La Banque du Canada a publié jeudi la déclaration suivante du gouverneur Tiff Macklem et de la première sous-gouverneure Carolyn Rogers :

"Bonjour. Je suis heureux d'être ici avec la première sous-gouverneure Carolyn Rogers pour discuter du Rapport sur la stabilité financière (RSF) de la Banque du Canada.

"La Banque a notamment pour mandat de préserver et de promouvoir la stabilité du système financier canadien. Un système financier stable et résilient signifie que les gens peuvent accéder au crédit et gérer leurs actifs de manière sûre et prévisible, que les temps soient favorables ou non. Il réduit également la nécessité pour les autorités d'intervenir en période de tensions financières. En bref, un système financier stable est essentiel au bien-être économique du Canada.

"Chaque année, la Banque publie ce rapport afin d'évaluer la stabilité du système financier canadien et de mettre en lumière les risques susceptibles de menacer cette stabilité. Pour que l'objectif du rapport soit clair, nous avons changé son nom, qui est passé de " Revue du système financier " à " Rapport sur la stabilité financière ".

"Le système financier canadien est fortement interconnecté. Les tensions dans un secteur peuvent se propager à d'autres. C'est pourquoi le RSF met l'accent sur les risques qui pourraient, à terme, affecter le système financier dans son ensemble et menacer sa stabilité.

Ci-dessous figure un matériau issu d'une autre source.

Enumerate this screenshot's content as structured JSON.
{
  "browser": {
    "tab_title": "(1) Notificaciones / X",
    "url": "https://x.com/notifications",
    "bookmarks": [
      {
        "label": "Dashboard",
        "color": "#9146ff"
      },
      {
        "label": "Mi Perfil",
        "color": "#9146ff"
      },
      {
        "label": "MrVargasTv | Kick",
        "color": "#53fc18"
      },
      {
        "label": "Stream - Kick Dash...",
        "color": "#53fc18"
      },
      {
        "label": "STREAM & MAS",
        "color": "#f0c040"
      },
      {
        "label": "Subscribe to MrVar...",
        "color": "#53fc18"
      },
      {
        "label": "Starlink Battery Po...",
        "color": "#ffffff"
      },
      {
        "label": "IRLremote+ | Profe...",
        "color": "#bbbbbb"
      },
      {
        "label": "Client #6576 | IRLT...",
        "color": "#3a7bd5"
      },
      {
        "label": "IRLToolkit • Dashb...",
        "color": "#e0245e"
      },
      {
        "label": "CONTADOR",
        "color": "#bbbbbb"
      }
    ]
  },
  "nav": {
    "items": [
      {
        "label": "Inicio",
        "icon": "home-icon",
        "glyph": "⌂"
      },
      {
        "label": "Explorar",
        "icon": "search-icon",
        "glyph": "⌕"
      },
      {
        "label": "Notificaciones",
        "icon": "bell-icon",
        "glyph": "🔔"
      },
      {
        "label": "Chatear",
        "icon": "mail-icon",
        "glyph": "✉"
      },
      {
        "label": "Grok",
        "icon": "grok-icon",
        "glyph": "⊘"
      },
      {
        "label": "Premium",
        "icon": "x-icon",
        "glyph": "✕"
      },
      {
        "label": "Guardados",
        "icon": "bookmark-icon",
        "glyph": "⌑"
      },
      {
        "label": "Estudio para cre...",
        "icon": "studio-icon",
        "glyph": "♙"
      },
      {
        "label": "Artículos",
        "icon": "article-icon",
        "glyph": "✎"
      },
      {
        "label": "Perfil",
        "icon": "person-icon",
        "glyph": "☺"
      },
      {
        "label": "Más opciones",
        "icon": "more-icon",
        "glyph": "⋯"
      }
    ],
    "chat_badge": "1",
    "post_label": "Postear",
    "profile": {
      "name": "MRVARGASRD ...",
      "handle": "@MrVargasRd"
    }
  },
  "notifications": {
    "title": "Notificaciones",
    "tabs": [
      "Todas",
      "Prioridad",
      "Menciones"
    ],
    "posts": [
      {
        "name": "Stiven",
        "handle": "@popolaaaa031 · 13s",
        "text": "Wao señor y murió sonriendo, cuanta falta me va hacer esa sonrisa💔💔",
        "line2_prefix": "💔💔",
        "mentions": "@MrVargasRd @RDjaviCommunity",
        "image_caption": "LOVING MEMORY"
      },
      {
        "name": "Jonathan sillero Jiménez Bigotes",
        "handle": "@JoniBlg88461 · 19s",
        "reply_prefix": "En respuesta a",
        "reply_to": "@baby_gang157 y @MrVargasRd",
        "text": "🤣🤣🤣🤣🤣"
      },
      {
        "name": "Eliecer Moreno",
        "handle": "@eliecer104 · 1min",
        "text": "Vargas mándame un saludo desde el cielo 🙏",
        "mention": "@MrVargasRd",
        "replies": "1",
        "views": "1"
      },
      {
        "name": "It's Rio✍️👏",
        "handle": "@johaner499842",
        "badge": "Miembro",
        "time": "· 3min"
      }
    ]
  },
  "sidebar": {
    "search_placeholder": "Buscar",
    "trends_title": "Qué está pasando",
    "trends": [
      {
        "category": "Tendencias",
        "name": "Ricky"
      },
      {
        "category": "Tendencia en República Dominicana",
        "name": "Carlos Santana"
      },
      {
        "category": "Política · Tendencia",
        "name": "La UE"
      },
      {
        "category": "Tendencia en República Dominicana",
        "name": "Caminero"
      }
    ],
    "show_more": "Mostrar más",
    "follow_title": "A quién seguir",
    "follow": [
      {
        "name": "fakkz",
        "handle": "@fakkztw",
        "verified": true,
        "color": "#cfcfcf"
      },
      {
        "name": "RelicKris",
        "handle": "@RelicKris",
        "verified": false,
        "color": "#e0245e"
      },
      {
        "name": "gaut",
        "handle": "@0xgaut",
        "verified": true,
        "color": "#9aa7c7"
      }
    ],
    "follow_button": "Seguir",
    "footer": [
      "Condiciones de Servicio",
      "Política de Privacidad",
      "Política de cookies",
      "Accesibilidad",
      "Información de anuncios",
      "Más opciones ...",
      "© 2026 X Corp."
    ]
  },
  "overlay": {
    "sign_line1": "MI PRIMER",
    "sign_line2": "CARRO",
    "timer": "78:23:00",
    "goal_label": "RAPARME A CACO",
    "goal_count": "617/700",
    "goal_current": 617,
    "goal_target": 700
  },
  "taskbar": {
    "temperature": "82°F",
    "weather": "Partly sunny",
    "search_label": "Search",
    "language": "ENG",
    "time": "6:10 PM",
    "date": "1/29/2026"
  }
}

"Le rapport se concentre en particulier sur les risques qui évoluent avec les développements de l'économie. Nous examinons les risques qui pourraient entraîner des tensions à l'échelle du système, dans quatre secteurs clés : les ménages, les entreprises, les banques et les institutions financières non bancaires telles que les fonds de pension, les compagnies d'assurance et les gestionnaires de fonds.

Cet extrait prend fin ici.